Panorama 2Broyer du noir
Nous t’avons tant aimé !
Paris, 1835. Le baron Antoine-Jean Gros présente sa dernière œuvre – Hercule et Diomède – au Salon artistique. Un sacré morceau de peinture ! Le seul problème, c’est que le genre mythologique n’est plus du tout du tout à la mode… Les critiques se lâchent, et Gros ne s’attendait sans doute pas à tant de furie. Mais pourquoi s’acharne-t-on ainsi sur lui ?
Parce que la déception est énorme : cet artiste a fait partie des peintres les plus innovants de sa génération. Son style fougueux lui valait l’admiration de tous. Les artistes romantiques comme Delacroix le considèrent même comme le précurseur de leur mouvement ! On comprend leur dépit quand Gros réalise ce tableau digne du début du siècle. Pour le peintre, pourtant, cela ne sort pas de nulle part.
Car il fut l’élève de David, un peintre "néoclassique" qui a construit sa réputation avec de grands tableaux mythologiques. Seulement, cela se passait à l’époque de la Révolution française… Il faut vivre avec son temps !
Gros ne peut cependant pas accepter cet échec cuisant : il se jette dans la Seine.

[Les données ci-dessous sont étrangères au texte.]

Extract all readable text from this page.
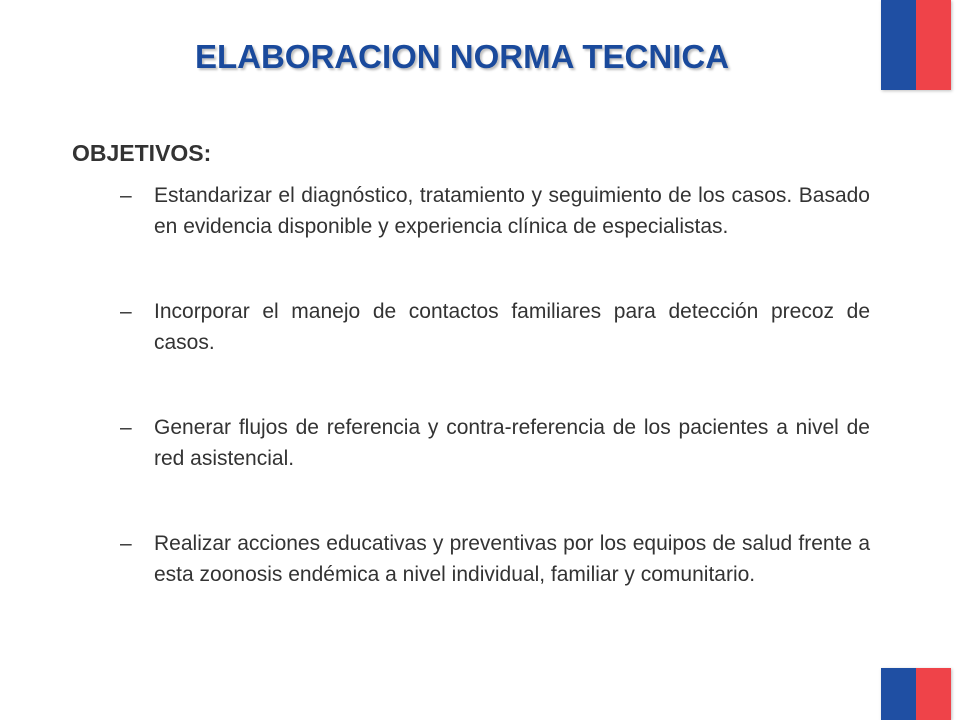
ELABORACION NORMA TECNICA
OBJETIVOS:
– Estandarizar el diagnóstico, tratamiento y seguimiento de los casos. Basado en evidencia disponible y experiencia clínica de especialistas.
– Incorporar el manejo de contactos familiares para detección precoz de casos.
– Generar flujos de referencia y contra-referencia de los pacientes a nivel de red asistencial.
– Realizar acciones educativas y preventivas por los equipos de salud frente a esta zoonosis endémica a nivel individual, familiar y comunitario.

Le peintre Bordier du Bignon lui rend alors hommage en magnifiant ce suicide. Pour cela, il choisit de reprendre une composition exécutée par le défunt au début de sa carrière, durant sa fameuse période préromantique. Se donner la mort n’y aura donc rien changé, tout le monde n’a d’yeux que pour les premières œuvres du baron Gros.